Kementerian Kesehatan Gaza mengatakan jumlah korban jiwa warga Palestina telah melebihi 67.000 orang. Kementerian tersebut, yang tidak membedakan antara warga sipil dan kombatan namun mengatakan sekitar setengah dari korban tewas adalah perempuan dan anak-anak, adalah bagian dari pemerintahan yang dikelola Hamas. Perserikatan Bangsa-Bangsa dan banyak pakar independen menganggap angka-angka tersebut sebagai perkiraan korban perang yang paling dapat diandalkan.

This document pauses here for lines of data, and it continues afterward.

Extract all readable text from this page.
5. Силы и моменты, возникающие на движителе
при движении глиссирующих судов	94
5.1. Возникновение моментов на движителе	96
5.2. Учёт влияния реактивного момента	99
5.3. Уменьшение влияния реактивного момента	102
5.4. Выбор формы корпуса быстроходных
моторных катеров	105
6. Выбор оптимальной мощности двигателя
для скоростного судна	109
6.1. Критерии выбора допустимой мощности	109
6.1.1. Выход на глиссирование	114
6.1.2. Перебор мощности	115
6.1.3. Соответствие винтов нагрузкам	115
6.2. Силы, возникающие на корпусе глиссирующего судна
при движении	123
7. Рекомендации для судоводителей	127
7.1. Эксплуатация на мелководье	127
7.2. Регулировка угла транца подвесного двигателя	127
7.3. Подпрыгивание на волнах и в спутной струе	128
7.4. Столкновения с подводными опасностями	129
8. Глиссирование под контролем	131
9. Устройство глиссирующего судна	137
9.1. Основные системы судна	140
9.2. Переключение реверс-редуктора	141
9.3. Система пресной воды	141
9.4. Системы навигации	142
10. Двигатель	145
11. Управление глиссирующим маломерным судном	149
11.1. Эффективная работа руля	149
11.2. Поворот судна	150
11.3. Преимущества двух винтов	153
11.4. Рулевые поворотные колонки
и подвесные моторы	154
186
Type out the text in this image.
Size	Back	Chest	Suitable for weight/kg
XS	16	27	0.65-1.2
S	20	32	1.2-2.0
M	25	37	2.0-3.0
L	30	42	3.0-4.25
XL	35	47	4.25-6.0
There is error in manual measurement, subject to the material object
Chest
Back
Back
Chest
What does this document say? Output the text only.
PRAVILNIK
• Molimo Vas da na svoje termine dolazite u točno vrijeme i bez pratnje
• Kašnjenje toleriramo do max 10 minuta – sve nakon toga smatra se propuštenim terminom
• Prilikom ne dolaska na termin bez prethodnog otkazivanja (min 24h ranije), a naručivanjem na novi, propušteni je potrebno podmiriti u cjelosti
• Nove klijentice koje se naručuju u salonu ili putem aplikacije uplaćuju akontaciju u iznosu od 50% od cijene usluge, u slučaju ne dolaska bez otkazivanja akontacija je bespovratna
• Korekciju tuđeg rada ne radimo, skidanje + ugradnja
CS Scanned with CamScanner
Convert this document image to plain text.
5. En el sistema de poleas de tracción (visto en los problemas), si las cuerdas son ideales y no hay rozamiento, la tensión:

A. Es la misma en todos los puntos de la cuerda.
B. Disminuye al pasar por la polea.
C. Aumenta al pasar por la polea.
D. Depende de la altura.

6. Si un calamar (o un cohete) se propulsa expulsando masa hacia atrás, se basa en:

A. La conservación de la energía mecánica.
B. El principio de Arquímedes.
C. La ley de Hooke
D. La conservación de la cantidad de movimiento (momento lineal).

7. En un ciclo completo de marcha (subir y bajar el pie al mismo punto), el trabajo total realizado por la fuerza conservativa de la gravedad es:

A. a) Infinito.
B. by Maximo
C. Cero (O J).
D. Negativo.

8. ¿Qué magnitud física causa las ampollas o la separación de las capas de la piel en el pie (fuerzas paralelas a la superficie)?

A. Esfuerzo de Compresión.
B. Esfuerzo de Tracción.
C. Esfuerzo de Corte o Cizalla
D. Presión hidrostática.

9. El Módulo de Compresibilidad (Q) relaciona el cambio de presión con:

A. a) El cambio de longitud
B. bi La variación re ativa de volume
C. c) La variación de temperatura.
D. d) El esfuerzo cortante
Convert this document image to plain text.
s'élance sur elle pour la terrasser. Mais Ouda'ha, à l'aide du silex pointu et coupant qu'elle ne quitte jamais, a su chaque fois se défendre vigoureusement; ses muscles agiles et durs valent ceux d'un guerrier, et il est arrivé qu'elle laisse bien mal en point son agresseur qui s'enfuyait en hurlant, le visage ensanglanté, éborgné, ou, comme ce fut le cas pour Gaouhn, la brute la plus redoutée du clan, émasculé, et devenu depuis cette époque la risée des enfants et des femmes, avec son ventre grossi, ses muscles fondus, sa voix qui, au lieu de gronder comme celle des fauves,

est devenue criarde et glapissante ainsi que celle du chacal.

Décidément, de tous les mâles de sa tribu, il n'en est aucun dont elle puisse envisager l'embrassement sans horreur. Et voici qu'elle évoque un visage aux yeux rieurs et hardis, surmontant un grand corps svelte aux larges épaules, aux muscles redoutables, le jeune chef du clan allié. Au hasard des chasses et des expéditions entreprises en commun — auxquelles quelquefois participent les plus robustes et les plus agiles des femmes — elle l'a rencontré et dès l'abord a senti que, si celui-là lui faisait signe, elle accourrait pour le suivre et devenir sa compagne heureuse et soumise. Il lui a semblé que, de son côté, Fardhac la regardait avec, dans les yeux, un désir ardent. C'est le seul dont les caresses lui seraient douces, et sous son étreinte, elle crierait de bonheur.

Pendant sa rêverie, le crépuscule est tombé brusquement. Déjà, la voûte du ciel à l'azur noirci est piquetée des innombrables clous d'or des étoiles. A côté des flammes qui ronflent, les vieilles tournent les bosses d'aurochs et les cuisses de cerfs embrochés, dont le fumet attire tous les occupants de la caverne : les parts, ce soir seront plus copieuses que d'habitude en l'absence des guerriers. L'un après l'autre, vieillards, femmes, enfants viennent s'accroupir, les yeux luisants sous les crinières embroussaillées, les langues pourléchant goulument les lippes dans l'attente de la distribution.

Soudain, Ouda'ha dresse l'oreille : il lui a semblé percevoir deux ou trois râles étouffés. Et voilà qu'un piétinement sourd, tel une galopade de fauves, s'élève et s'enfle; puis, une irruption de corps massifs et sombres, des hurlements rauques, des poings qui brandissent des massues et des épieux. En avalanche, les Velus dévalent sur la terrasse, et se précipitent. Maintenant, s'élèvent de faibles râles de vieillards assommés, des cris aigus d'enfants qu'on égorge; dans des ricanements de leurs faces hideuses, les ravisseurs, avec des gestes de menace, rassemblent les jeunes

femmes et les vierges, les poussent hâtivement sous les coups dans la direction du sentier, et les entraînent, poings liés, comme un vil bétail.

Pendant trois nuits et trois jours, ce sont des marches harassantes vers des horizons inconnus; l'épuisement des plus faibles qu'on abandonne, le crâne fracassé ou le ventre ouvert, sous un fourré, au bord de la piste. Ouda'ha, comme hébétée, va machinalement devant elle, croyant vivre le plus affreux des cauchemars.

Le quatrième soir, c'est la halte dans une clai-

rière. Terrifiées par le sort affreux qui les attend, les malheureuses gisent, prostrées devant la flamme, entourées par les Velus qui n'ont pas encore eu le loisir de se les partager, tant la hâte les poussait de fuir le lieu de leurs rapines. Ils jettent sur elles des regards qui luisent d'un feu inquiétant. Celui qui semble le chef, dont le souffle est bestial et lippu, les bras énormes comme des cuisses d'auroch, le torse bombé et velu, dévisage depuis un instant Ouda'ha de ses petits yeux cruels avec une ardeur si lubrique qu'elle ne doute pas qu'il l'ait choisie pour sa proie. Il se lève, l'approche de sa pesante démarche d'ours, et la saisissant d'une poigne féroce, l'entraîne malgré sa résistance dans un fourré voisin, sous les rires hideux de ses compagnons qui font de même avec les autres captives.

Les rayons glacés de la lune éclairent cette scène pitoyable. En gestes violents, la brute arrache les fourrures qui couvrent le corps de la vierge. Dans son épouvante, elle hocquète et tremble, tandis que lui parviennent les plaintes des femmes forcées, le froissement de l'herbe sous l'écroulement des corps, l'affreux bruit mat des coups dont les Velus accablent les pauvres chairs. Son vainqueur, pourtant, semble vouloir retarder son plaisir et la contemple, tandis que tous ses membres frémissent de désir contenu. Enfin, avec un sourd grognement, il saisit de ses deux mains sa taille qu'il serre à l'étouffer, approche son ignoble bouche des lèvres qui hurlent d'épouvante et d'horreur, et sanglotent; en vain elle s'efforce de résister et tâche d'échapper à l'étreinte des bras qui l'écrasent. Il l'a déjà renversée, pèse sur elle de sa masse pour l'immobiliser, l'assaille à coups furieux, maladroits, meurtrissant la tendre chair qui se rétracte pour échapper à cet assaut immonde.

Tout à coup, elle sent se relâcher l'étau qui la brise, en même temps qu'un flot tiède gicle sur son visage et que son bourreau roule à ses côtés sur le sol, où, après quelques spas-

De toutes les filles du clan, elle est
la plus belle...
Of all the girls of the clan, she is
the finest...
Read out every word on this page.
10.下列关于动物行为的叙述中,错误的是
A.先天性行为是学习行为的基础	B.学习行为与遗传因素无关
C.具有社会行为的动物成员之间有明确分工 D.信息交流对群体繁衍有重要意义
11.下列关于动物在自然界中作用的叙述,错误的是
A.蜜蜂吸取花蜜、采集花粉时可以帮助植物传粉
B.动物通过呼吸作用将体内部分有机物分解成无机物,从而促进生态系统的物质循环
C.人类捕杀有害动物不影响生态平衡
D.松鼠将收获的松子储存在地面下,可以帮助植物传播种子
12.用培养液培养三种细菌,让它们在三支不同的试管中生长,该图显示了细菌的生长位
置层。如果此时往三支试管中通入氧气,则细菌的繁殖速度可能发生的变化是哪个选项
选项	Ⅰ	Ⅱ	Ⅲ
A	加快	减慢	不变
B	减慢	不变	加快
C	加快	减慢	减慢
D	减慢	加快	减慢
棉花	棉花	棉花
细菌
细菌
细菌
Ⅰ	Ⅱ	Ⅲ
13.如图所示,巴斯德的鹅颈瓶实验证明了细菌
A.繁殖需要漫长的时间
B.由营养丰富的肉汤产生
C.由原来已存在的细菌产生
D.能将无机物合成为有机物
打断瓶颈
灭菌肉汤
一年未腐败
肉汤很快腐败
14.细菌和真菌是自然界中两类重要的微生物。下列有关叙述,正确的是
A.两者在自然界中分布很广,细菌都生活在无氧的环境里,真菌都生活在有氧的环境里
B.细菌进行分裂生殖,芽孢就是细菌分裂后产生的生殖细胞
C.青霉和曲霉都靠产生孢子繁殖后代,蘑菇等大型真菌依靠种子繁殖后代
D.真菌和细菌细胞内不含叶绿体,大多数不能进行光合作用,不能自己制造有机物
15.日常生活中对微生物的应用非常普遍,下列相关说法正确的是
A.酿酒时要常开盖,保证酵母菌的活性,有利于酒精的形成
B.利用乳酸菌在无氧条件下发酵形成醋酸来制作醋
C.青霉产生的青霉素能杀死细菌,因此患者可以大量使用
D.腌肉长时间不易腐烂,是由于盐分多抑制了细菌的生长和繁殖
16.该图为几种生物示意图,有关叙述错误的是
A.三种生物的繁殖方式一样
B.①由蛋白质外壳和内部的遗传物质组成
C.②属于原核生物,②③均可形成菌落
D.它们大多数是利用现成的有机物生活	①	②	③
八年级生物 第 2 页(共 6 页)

“Kami adalah orang-orang yang menderita akibat ketidakadilan pendudukan (Israel) dan ketidakadilan perang,” kata Samir Moammer, pengungsi Rafah. “Pendidikan terhenti, kehidupan masyarakat terhenti.”
Dia mengatakan dia berdoa kepada Tuhan agar perang dan pertumpahan darah segera berakhir.
“Penjajahan telah mengembalikan kita ke Zaman Batu,” katanya. “Kami memohon kepada Tuhan untuk melengkapi kebahagiaan ini dan agar orang-orang kembali seperti semula.”
—-
Fam melaporkan dari Kairo. Toqa Ezzidin di Kairo berkontribusi pada laporan ini.